Le 7 mars 2007, le confrère français Thierry Leclère, a écrit un article dans Télérama n° 2982. Sa pertinence est digne un véritable nationaliste malgache, objectivité en prime, et je le remercie de m’avoir cité dans cet article intitulé « La colonisation à Madagascar : la France doit-elle déterrer ses cadavres ? », dont je vous donne des extraits saillants.
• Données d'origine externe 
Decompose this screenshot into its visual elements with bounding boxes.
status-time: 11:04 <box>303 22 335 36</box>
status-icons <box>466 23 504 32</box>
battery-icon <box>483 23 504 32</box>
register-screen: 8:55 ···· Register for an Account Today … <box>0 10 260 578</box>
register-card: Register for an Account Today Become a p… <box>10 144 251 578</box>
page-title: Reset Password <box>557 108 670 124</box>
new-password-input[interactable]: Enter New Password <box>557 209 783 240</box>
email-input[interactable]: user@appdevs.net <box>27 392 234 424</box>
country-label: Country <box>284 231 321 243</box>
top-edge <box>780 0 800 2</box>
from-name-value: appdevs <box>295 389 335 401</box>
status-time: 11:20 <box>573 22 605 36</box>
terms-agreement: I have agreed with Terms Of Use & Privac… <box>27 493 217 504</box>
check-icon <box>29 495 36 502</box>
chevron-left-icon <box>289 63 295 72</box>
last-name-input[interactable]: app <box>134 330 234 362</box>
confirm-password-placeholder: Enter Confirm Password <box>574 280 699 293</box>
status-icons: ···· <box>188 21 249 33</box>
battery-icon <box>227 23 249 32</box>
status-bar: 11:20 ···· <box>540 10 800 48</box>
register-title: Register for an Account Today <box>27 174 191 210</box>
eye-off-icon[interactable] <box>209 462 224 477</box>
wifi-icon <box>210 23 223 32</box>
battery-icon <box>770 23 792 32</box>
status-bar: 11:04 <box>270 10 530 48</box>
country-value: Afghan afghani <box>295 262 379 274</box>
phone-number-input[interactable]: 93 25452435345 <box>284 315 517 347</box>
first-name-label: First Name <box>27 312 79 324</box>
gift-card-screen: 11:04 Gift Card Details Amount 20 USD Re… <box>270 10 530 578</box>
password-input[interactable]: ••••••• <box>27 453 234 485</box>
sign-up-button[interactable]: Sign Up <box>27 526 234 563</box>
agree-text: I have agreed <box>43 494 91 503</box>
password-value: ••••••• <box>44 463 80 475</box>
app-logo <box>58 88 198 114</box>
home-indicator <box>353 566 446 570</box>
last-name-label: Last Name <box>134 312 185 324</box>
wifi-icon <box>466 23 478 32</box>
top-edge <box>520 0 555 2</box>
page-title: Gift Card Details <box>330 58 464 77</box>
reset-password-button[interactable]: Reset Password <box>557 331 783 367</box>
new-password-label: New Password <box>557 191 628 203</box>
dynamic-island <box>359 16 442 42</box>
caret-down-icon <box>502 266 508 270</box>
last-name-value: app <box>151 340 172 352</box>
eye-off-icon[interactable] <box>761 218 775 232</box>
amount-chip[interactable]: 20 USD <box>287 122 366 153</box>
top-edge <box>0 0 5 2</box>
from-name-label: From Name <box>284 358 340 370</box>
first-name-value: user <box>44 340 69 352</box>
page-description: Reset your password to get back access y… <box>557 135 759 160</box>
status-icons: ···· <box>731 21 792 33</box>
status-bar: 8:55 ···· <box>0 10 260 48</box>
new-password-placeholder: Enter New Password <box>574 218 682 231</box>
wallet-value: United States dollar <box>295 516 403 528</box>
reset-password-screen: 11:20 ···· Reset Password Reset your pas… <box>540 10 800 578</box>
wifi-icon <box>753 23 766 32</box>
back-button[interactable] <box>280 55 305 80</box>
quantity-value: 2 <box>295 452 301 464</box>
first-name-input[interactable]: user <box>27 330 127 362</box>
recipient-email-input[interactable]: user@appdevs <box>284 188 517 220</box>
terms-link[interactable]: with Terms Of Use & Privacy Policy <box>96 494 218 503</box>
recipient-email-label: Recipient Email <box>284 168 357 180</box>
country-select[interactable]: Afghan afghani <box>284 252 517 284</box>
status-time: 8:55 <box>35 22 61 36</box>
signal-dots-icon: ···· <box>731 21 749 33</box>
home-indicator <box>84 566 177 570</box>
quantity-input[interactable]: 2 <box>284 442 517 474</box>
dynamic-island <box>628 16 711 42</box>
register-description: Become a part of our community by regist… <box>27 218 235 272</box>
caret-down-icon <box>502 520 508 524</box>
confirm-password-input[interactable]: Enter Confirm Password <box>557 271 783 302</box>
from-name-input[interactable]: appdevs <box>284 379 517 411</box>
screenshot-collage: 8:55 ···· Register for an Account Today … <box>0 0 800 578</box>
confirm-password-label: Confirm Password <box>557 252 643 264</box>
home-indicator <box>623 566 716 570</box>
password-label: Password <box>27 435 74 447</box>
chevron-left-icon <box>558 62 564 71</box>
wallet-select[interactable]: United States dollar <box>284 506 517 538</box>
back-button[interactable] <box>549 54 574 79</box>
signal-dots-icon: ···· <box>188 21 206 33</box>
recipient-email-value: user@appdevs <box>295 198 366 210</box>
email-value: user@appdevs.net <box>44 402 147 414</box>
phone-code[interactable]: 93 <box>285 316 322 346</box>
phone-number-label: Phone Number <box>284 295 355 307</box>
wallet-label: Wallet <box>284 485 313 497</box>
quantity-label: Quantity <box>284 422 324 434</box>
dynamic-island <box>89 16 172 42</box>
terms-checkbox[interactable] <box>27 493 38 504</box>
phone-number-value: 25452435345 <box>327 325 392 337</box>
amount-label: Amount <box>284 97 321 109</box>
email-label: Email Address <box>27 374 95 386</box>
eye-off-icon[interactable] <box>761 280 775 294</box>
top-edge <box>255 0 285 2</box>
« Madagascar ? 1947 ? Connais pas. Soixante ans après, que reste-t-il de l’un des massacres les plus importants de l’histoire de la France contemporaine. Rien ou quasiment. Rangée dans la catégorie des « crimes coloniaux », la révolte de centaine de milliers de Malgaches, en mars 1947, s’est soldée par une boucherie dont l’ampleur est encore méconnue. L’armée coloniale française a-t-elle massacré, en quelques semaines, de 80.000 à 100.000 personnes, comme l’ont longtemps cru les chercheurs ? Ou faut-il diviser le chiffre par deux, comme l’affirme aujourd’hui l’historien Jean Fremigacci ? (…) Alors qu’aujourd’hui hommes politiques et intellectuels français invoquent à tout propos le « devoir de mémoire », ce dernier semble singulièrement sélectif. Cette amnésie qui dure depuis soixante ans en laisse pas susciter des questions sur les ressorts de la mémoire collective et l’écriture de l’histoire : quelles censures ou autocensures, à Paris comme à Antananarivo, ont eu raison du travail des chercheurs et conduit l’oubli des manuels scolaires ? (…).
Aujourd’hui, le souvenir des ces évènements s’estompe chez une population très jeune, même si des politiques continuent d’instrumentaliser ce passé : « Arrêtons ainsi de faire de 1947, un élément de gestion des passions politiques du présent ! Arrêtons de sacrifier la mémoire de 1947 sur l'autel de la fabrique politique de l'histoire », s’insurge le journaliste Jeannot Ramambazafy (Madagascar Tribune, mars 2004). Alors que de nombreuses voix montent, en France, pour réhabiliter, ou tout du moins justifier, l’épopée coloniale, la question de l’écriture de l’histoire de la colonisation est un enjeu fort (…). Cette tentative de réhabilitation n’a fait que s’amplifier jusqu’à l’adoption, en février 2005, d’un article de loi vantant « le rôle positif » de la colonisation française. Un texte qui a provoqué, on s’en souvient, une telle polémique que le président Chirac l’a fait abroger.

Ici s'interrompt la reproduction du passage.